Como operacionalizar?
● Aumento da área nacional de SAU em produção biológica, através de
medidas como:
○ atribuição de subsídios à produção biológica;
○ sensibilização dos consumidores;
○ redução dos custos de produção e dos preços finais da agricultura
biológica;
● Adoção de práticas mais ecológicas (rotação de culturas, pousio temporário,
compostagem, sistemas de gestão de efluentes, etc.);
● Promoção da agricultura circular.

Benefícios
● Aumento da capacidade exportadora de produtos biológicos, tornando a
agricultura portuguesa mais competitiva;
● Diminuição dos impactos ambientais associados à atividade agrícola;
● Adaptação às alterações climáticas;
● Gestão mais eficiente dos recursos naturais;
● Proteção da paisagem, dos solos e da biodiversidade;
● Descarbonização do setor agroalimentar.

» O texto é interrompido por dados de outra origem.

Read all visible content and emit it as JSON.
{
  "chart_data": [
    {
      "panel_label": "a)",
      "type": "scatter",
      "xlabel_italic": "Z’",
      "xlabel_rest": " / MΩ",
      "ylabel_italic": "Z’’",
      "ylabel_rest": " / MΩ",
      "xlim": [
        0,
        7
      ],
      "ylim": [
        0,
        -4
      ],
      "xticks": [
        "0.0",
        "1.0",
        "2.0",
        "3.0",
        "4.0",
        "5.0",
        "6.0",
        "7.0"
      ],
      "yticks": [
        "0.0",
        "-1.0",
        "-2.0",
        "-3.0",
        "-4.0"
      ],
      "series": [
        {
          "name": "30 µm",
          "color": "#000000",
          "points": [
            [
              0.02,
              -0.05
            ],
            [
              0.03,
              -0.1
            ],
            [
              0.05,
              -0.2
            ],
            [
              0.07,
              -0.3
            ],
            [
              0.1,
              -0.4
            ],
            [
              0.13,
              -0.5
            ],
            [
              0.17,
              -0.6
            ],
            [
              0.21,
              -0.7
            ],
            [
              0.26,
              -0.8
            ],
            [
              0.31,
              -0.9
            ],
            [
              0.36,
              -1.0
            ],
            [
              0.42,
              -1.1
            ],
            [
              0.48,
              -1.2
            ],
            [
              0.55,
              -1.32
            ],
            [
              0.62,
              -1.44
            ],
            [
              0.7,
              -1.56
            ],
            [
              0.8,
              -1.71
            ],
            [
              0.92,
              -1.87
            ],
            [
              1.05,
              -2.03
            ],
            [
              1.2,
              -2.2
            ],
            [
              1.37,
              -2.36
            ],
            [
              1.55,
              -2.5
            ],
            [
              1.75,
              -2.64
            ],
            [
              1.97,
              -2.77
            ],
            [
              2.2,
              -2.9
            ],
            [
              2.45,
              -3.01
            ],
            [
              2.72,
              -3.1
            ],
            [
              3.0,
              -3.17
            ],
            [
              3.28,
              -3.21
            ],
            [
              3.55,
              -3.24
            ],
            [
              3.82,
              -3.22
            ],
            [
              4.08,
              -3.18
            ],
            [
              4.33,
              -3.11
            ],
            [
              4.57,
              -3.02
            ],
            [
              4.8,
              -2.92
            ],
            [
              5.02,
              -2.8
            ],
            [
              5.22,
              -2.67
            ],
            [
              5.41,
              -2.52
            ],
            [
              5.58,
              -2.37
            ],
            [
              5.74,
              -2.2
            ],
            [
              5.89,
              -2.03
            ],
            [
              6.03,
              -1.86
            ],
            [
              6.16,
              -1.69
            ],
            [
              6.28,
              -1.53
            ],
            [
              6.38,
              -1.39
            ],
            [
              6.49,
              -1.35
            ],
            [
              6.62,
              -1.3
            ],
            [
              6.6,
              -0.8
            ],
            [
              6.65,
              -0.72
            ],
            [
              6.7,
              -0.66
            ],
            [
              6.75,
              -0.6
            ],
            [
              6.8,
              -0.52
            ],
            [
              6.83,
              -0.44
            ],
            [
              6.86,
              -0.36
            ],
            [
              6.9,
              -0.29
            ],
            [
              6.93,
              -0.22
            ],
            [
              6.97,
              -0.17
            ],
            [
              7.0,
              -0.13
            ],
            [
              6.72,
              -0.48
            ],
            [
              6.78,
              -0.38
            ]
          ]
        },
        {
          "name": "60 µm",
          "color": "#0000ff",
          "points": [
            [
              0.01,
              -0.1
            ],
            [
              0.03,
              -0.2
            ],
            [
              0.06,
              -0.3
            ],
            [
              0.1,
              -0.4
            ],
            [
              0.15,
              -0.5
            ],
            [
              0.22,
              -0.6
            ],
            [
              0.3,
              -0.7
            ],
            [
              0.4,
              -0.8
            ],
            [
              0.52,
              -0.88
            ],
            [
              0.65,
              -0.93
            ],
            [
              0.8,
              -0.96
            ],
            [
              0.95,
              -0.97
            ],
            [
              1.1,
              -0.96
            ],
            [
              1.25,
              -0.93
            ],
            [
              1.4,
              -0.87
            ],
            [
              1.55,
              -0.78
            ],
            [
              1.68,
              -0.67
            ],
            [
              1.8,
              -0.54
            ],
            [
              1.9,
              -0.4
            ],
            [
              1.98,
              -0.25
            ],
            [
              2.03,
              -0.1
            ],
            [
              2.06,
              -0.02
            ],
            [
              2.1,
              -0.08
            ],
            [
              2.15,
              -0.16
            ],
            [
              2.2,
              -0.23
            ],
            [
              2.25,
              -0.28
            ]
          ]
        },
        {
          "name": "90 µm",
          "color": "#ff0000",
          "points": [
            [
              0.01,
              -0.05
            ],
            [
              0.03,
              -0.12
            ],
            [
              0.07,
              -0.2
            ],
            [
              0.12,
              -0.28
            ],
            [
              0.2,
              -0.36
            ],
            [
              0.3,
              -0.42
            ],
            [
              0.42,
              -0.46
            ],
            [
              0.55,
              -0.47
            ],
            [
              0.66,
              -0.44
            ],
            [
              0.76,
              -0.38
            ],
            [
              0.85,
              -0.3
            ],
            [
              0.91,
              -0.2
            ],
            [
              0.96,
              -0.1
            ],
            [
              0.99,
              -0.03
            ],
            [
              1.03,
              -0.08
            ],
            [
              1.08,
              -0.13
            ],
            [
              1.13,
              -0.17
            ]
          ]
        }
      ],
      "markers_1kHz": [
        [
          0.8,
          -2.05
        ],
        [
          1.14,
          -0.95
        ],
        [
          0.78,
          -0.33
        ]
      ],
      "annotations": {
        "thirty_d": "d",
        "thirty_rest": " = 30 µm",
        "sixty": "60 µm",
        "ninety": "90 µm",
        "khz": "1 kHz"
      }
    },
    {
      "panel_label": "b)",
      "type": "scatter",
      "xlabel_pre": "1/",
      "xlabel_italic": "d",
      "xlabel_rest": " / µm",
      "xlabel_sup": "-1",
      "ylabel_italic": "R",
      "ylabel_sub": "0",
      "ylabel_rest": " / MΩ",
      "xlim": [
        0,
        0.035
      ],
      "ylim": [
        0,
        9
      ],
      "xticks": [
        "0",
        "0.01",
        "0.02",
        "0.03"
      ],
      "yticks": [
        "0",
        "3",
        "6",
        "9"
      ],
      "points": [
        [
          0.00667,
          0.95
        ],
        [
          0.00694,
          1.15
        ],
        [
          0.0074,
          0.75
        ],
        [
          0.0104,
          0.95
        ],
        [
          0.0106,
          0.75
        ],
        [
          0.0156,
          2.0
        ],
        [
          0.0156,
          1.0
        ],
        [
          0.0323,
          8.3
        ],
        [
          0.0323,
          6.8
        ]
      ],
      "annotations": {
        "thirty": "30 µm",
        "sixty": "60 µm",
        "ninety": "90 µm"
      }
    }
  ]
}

Na última década, a área em modo de produção biológico triplicou em Portugal,


cobrindo uma extensão de 210 mil hectares (5.3% da SAU). Contudo quase 70%
desta área são pastagens, pelo que a oferta final de produtos biológicos é muito
pouco expressiva.

4. Promover o conhecimento e valorização dos recursos humanos

Como operacionalizar?
● Melhoria do nível de instrução e de formação profissional dos agricultores
(maior inclusão);
● Articulação do setor agroalimentar com as escolas profissionais e entidades
de formação profissional;
● Acesso a novas fontes de financiamento e subsídios para a instalação de
jovens agricultores;
● Apoio à investigação, à inovação e à introdução de novas tecnologias no
setor, com foco na pequena produção e nos jovens agricultores e
empresários rurais.

Benefícios
● Maior literacia e melhor preparação técnica e negocial dos agricultores;
● Modernização e maior competitividade do setor;
● Atração e fixação de pessoas nos meios rurais, sobretudo jovens (aumento
do emprego na agricultura, indústria agroalimentar e atividades conexas),
diminuindo o abandono rural;
● Rejuvenescimento do tecido empresarial agrícola;
● Maior coesão económica, ambiental e social dos territórios rurais.

5. Incentivar o associativismo

Como operacionalizar?
● Aumento da participação dos agricultores em organizações coletivas, como
cooperativas;
● Reforço das relações de cooperação e parceria em todas as fileiras do setor,
desde a produção, à transformação, distribuição e comercialização;
● Criação de novas formas de organizações de produtores, adaptadas à
agricultura familiar e aos agricultores mais jovens;
● Enquadramento legislativo e medidas de apoio à organização associativa dos
produtores.

Benefícios

● Aumento da produtividade e do rendimento dos produtores;


● Partilha e divulgação de recursos, conhecimentos e boas práticas;
● Maior dimensão e capacidade negocial;
● Redução dos custos de produção;
● Maior acesso aos mercados internacionais;
● Valorização dos produtos agroalimentares nacionais;
● Concentração e valorização da pequena produção (ganhos de escala).